On a company-wise basis, United Bank Limited was the largest drag on the index, pulling it down by 733 points, followed by Oil and Gas Development Company (244 points), National Bank of Pakistan (224 points), Pakistan Petroleum Limited (211 points), and Sazgar Engineering Works (117 points). Meanwhile, Systems Limited contributed 422 points, followed by Engro Holdings (332 points), Meezan Bank (319 points), Fauji Fertilizer Company (132 points), and Lucky Cement (113 points).

Trading activity remained strong during the week. Average daily volumes rose to 486 million shares, up 52% week-on-week, while the average value traded increased by 37% to $97.3 million.

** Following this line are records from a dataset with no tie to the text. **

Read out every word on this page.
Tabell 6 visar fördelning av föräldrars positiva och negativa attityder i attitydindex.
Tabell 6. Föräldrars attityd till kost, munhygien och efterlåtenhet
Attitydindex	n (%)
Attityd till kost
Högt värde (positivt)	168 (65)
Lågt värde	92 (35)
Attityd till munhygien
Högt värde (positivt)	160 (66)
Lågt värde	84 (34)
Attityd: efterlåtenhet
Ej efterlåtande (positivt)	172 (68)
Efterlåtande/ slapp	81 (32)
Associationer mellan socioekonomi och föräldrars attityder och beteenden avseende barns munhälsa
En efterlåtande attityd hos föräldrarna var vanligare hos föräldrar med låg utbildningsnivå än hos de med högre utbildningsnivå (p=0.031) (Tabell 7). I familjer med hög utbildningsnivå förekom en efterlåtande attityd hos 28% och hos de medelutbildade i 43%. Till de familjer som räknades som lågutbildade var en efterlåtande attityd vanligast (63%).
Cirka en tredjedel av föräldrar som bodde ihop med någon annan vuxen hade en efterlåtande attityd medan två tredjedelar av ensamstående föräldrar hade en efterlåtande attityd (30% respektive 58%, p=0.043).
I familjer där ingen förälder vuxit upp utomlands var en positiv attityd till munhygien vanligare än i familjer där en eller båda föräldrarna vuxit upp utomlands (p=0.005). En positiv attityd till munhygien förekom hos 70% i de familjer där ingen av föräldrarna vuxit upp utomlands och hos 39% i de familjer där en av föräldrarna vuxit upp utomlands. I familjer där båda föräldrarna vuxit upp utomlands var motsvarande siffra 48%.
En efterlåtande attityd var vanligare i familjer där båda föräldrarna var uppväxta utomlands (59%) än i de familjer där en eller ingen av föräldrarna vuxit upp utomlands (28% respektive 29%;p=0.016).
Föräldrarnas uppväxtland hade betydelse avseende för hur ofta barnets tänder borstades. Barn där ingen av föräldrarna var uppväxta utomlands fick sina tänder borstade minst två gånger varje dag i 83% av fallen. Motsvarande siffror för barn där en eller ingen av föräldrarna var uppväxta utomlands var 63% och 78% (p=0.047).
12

Commenting on market performance, Ali Najib, Deputy Head of Trading at Arif Habib Limited, said the index witnessed profit-taking in the final session, declining by 1,200 points, or 0.79%, to close at 151,708 points. He noted that early gains were reversed due to broad-based selling pressure.

Arif Habib Limited said the benchmark index is currently trading at a price-to-earnings ratio of 7.5 times, offering a dividend yield of around 6.8%. Its preferred picks include National Bank of Pakistan, Oil and Gas Development Company, Pakistan Petroleum Limited, Fauji Fertilizer Company, Lucky Cement, Hub Power Company, Pakistan State Oil, and Attock Refinery.

Meanwhile, AKD Securities said market sentiment will remain linked to developments in the Middle East, while investor focus will also stay on the government’s energy measures, fuel import diversification, and progress on the International Monetary Fund review. The brokerage house added that any de-escalation could trigger a strong recovery, as valuations have become more attractive, with the forward price-to-earnings ratio at 6.4 times. It expects the KSE-100 Index to reach 263,800 by December 2026.